‘I read the news today oh boy…
About a lucky man who made the grade.
And though the news was rather sad. Well, I just had to laugh.’
The news, as the Beatles knew, is often a laughable thing. But there is a serious dimension to the (otherwise laughable) reportage of what we will call the Surf and TERF saga.
The coverage concerns what most media outlets saw as a scandal involving seven Christian Rugby League players who decided not to play in the latest league round wearing LGBTQ+ jerseys.
It was not solely an issue of religious freedom, but one that also managed to undermine feminism in its most basic sense.
This was supposed to be the NRL’s ‘women’s round’ which is a greatly respected event dedicated to acknowledging women involved in the game. Given that the event blurred into something else, one can only assume the NRL doesn’t distinguish between ‘women’ and ‘gender and sexual minorities’. How did the ‘women’s round’ end up centring on queer people (many of whom are men) or trans people (many of whom are men identifying as women)?

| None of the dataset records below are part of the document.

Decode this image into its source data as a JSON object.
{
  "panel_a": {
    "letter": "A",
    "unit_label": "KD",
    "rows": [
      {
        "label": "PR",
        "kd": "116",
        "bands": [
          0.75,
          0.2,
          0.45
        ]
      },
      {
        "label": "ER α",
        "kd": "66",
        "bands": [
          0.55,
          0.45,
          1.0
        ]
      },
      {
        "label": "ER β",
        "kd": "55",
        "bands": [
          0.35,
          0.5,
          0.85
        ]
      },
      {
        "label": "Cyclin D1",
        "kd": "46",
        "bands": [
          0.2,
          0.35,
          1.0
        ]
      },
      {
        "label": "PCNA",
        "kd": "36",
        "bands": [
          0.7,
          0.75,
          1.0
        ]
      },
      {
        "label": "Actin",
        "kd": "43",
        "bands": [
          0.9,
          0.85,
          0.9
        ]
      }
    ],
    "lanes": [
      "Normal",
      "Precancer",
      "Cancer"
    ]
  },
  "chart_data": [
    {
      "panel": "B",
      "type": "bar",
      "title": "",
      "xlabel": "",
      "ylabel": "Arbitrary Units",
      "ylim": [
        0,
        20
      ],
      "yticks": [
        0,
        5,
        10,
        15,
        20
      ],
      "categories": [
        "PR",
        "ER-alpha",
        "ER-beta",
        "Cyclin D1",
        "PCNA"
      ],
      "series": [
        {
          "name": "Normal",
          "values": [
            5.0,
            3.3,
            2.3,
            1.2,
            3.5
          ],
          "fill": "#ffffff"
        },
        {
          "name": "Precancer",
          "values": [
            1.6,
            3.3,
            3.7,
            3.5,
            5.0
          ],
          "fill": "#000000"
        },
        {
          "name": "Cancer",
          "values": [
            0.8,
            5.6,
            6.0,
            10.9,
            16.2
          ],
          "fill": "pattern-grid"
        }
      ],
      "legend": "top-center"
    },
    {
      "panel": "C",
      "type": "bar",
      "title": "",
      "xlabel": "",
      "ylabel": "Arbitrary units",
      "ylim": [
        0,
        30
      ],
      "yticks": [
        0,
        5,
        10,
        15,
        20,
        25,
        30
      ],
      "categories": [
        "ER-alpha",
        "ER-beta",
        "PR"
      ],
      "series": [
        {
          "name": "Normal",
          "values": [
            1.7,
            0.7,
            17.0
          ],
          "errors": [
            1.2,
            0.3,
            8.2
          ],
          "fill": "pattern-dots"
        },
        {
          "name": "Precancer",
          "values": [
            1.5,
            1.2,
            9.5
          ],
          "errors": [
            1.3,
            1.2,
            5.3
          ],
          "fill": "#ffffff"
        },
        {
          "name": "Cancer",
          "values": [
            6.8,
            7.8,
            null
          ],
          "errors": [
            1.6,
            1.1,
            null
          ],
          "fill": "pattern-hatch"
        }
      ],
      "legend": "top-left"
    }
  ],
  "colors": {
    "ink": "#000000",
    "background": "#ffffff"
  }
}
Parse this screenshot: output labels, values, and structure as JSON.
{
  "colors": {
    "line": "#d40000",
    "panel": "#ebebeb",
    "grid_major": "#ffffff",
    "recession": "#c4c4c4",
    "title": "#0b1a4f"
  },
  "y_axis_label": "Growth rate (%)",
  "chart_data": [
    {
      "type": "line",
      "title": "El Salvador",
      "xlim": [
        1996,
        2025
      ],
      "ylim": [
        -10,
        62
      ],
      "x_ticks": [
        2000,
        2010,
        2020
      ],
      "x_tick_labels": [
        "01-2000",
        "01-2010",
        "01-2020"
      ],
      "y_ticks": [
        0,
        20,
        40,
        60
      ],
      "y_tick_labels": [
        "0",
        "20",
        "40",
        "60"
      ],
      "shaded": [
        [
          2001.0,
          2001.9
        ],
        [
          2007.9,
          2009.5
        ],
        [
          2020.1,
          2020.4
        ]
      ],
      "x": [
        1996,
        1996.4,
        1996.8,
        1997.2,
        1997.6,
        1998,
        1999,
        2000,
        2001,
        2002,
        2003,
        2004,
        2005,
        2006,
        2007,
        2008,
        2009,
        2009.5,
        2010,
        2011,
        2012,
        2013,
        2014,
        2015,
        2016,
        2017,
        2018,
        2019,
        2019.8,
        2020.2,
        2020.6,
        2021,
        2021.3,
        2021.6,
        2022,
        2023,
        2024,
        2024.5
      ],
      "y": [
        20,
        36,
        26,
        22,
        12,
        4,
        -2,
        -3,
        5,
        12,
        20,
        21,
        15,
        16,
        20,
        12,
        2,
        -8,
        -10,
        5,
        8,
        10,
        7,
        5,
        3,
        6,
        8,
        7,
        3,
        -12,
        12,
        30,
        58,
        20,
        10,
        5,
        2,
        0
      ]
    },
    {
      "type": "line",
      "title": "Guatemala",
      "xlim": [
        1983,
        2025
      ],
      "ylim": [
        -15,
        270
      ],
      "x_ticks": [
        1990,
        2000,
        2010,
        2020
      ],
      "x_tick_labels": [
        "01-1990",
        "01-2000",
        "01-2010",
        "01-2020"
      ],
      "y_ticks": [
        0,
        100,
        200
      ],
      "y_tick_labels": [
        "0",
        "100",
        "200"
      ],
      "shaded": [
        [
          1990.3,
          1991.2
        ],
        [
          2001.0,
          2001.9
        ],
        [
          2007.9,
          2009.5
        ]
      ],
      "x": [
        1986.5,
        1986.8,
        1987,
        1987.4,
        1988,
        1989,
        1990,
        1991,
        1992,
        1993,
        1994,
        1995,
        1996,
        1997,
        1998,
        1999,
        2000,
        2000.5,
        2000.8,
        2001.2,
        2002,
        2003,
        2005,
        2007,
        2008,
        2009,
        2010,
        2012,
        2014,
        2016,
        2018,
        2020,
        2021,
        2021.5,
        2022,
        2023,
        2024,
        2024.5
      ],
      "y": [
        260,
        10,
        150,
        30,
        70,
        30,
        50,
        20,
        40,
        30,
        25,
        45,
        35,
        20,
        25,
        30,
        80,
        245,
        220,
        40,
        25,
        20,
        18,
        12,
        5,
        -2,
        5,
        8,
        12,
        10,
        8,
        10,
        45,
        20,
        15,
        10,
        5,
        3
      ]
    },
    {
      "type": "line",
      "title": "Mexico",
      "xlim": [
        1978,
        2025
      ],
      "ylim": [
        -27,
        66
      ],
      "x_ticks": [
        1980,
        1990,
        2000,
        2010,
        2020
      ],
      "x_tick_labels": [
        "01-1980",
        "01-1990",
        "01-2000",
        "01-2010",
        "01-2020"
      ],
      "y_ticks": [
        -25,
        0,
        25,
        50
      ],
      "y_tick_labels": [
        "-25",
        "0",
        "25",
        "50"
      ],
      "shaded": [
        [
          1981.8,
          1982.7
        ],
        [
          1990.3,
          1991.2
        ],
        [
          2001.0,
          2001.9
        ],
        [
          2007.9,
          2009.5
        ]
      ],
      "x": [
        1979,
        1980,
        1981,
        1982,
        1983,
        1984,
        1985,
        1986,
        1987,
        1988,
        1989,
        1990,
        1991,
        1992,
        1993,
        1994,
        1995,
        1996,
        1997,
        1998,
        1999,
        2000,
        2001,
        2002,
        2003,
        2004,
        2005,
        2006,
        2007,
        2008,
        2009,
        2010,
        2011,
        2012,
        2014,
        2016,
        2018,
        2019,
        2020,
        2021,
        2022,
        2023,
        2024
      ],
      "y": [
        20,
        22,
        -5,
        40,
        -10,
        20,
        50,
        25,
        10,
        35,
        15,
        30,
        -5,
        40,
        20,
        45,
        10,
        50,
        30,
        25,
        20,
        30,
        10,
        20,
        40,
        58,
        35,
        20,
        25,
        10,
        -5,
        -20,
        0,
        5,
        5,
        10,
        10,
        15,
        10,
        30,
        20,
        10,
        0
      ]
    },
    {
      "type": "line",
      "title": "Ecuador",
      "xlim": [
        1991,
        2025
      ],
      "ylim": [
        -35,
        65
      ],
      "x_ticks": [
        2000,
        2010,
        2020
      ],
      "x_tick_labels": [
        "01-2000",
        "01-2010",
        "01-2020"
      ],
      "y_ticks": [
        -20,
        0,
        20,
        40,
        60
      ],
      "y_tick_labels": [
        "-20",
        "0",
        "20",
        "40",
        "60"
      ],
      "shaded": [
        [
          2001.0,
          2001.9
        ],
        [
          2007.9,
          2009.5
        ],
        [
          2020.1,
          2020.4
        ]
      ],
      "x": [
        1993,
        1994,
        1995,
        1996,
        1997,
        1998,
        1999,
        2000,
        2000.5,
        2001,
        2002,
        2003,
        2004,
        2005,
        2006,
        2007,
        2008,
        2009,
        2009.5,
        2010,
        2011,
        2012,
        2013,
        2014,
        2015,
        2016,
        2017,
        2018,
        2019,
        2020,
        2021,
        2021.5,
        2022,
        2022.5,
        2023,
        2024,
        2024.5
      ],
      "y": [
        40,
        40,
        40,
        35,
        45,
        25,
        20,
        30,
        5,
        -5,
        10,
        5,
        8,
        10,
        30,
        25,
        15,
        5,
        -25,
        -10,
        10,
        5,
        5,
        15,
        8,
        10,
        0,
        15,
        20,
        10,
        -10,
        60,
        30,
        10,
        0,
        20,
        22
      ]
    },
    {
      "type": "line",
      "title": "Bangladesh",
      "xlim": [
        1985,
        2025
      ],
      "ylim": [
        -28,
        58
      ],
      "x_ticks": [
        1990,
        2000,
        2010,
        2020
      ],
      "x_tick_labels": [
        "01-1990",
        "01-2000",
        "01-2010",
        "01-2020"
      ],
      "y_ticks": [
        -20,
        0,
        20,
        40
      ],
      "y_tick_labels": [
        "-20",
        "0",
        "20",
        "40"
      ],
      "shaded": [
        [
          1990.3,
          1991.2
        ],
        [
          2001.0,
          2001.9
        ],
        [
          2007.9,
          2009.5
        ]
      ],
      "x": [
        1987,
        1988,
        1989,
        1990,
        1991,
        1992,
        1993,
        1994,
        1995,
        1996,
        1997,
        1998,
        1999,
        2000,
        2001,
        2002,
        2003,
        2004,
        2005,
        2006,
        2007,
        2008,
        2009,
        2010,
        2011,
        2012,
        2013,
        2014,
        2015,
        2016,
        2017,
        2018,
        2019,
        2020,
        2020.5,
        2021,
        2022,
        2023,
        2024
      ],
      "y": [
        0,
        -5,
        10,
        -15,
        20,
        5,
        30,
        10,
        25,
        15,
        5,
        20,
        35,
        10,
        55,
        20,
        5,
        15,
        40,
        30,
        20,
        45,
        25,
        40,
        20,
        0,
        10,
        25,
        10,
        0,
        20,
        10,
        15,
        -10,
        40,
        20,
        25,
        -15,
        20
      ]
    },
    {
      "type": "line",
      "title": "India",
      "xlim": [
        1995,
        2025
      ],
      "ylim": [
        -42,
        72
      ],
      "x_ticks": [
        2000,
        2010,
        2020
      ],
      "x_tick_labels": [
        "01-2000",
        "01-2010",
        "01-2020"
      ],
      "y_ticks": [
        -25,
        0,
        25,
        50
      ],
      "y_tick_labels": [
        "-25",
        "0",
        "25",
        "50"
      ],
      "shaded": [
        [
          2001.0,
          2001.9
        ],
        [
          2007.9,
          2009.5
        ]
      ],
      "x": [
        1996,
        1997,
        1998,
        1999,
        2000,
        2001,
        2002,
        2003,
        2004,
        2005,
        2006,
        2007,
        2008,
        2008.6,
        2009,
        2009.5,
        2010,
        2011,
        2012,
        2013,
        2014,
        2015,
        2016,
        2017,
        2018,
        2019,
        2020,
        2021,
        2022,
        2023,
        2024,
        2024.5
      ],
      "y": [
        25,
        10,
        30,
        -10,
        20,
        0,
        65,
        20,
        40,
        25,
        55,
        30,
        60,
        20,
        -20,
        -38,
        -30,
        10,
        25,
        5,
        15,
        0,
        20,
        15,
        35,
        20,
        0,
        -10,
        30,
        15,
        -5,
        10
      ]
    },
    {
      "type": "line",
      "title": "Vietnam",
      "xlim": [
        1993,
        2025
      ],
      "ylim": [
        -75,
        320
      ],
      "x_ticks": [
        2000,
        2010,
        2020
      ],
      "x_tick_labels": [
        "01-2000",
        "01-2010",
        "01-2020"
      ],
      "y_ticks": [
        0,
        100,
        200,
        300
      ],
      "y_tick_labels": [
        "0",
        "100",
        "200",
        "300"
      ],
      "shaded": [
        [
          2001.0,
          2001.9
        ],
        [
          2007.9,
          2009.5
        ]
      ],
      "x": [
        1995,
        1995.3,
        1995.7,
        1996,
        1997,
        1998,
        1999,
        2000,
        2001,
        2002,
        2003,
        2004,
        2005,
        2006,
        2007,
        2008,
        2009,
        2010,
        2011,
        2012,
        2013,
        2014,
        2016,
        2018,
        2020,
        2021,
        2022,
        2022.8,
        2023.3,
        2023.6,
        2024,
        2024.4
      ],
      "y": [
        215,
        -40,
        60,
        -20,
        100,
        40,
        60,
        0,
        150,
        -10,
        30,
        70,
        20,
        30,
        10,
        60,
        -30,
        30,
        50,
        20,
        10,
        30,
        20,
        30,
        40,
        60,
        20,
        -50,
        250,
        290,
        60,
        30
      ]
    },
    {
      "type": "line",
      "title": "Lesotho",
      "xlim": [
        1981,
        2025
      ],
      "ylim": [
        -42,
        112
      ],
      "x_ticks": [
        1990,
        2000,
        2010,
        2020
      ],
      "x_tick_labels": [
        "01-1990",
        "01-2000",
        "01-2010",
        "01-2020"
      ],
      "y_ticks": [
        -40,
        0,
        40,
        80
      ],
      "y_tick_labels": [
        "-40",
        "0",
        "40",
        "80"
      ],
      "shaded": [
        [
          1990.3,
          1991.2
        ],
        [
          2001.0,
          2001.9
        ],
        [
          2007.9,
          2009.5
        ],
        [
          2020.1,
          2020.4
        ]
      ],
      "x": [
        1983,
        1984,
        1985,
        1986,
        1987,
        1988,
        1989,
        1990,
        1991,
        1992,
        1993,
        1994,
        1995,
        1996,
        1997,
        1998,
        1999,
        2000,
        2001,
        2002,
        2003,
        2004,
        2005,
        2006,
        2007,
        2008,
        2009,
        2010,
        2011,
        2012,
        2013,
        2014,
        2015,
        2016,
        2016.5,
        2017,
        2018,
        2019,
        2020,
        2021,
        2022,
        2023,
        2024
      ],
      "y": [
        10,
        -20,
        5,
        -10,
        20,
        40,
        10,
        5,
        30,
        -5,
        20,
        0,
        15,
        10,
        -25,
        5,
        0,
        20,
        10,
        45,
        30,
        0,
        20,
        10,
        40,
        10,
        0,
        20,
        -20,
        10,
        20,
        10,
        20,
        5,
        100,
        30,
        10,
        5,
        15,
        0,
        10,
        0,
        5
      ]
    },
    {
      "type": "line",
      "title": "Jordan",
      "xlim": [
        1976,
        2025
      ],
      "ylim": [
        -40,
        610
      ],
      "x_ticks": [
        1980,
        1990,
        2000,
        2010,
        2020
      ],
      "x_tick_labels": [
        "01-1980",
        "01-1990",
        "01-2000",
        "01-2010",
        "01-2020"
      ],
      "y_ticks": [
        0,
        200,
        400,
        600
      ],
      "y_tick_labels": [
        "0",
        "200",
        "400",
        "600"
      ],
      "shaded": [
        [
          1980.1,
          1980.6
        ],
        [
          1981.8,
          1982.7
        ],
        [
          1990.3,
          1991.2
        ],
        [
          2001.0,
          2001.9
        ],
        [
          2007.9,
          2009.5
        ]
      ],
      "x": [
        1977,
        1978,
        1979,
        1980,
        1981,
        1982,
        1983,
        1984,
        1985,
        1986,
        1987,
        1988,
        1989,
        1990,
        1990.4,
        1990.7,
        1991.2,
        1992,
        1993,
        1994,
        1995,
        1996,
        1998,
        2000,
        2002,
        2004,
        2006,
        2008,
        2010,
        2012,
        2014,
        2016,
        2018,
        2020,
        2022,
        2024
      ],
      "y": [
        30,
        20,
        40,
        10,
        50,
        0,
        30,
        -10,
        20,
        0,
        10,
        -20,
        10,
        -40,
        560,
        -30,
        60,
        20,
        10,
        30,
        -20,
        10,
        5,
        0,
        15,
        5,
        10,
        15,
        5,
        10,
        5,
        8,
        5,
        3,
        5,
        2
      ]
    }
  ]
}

The answer lies in what we might call the Surf and TERF saga.
Manly, darling of the northern beaches and home to a large gender and sexual minority within its population, decided their version of the women’s round should focus on GSMs (gender and sexual minorities). Presumably this helped avoid any potential risk of getting tied up in the ‘TERF’ slur (favouring Trans-Exclusionary Radical Feminists) that is applied to those who celebrate biological women to the exclusion of others.
This illuminates a significant problem with intersectional ‘social justice’ identity politics: for all the claims to unity and equality they make, their movement is full of infighting and competition for places within a victim status hierarchy. Sadly, we now see this reality being played out on our footy fields.
Manly boss Scott Penn may not have been up to date with this Culture War. He dictated, at the last minute, that all players would wear the rainbow banner. The seven players swiftly dropped out and thus left Manly’s bid for the finals in jeopardy. He eventually apologised, citing religious freedom, and then apologised to the GSM community, but not of course to women – it seems he really didn’t know what to do. He is not alone in his confusion. The intersectional ‘social justice’ community has become so fractured and incoherent that it is impossible to know who to please and how to do it. Under the rainbow banner of unity, they have proven more divided than anyone.
Women’s week once meant burning bras and engaging in proper ideological spars. Now, we find ourselves isolated and alone. Alone because a cult has taken hold. I thought 68’ was the end. It seems it was only the beginning.
Although the TERF phenomenon has only recently made its way to Australian shores (so new that the club may not have come across the slur before), it has been a point of conflict in the UK and America for some time. Jaelene Daniels, from the American national women’s soccer team, is an example that comes to mind. Daniels refused to wear the rainbow jersey citing ‘personal reasons’ (both religions and feminist) and was dropped from the team for a number of matches.
The point here is not only that the Pride round made seven players feel uncomfortable enough to sit out the match, but that women were forgotten.
What would Germaine Greer, the great Australian feminist, think? Has feminism in its most obvious form been eroded by a group of people who espouse ‘feminist’ intentions but aren’t in the least bit interested in the women who started the movement and fought for serious rights?
Greer has consistently pointed out the difference between biological women and ‘trans women’. Although a trail-blazing feminist in her time who drew attention to inequality amongst the sexes and made great leaps and bounds for women’s rights, she – and those who agree with her point of view – find themselves outsiders. Parts of the modern feminist movement have become a distortion that favours biological men and their allies while aggressively stoking division between the sexes.
We are at the point where it is a prohibition to have an exclusive ‘women’s round’ based on biological sex. We have seen such identity politics played out at universities, but when it comes down to one of the most physically intimidating team sports there are, NRL, we think a women’s round is justified both to recognise those physical differences but also to allow a minority their own time to be recognised as the distinctive minority they are.
Peter V’landys has spoken of considering an ‘inclusivity round’ for next season in order to sidestep this issue. But while sidesteps may be useful on the field, we see this as a pathetic try and a bow to what has become a ‘cult rule’ by those who deem any second-wave feminist, or one who holds particular personal religious beliefs, a TERF.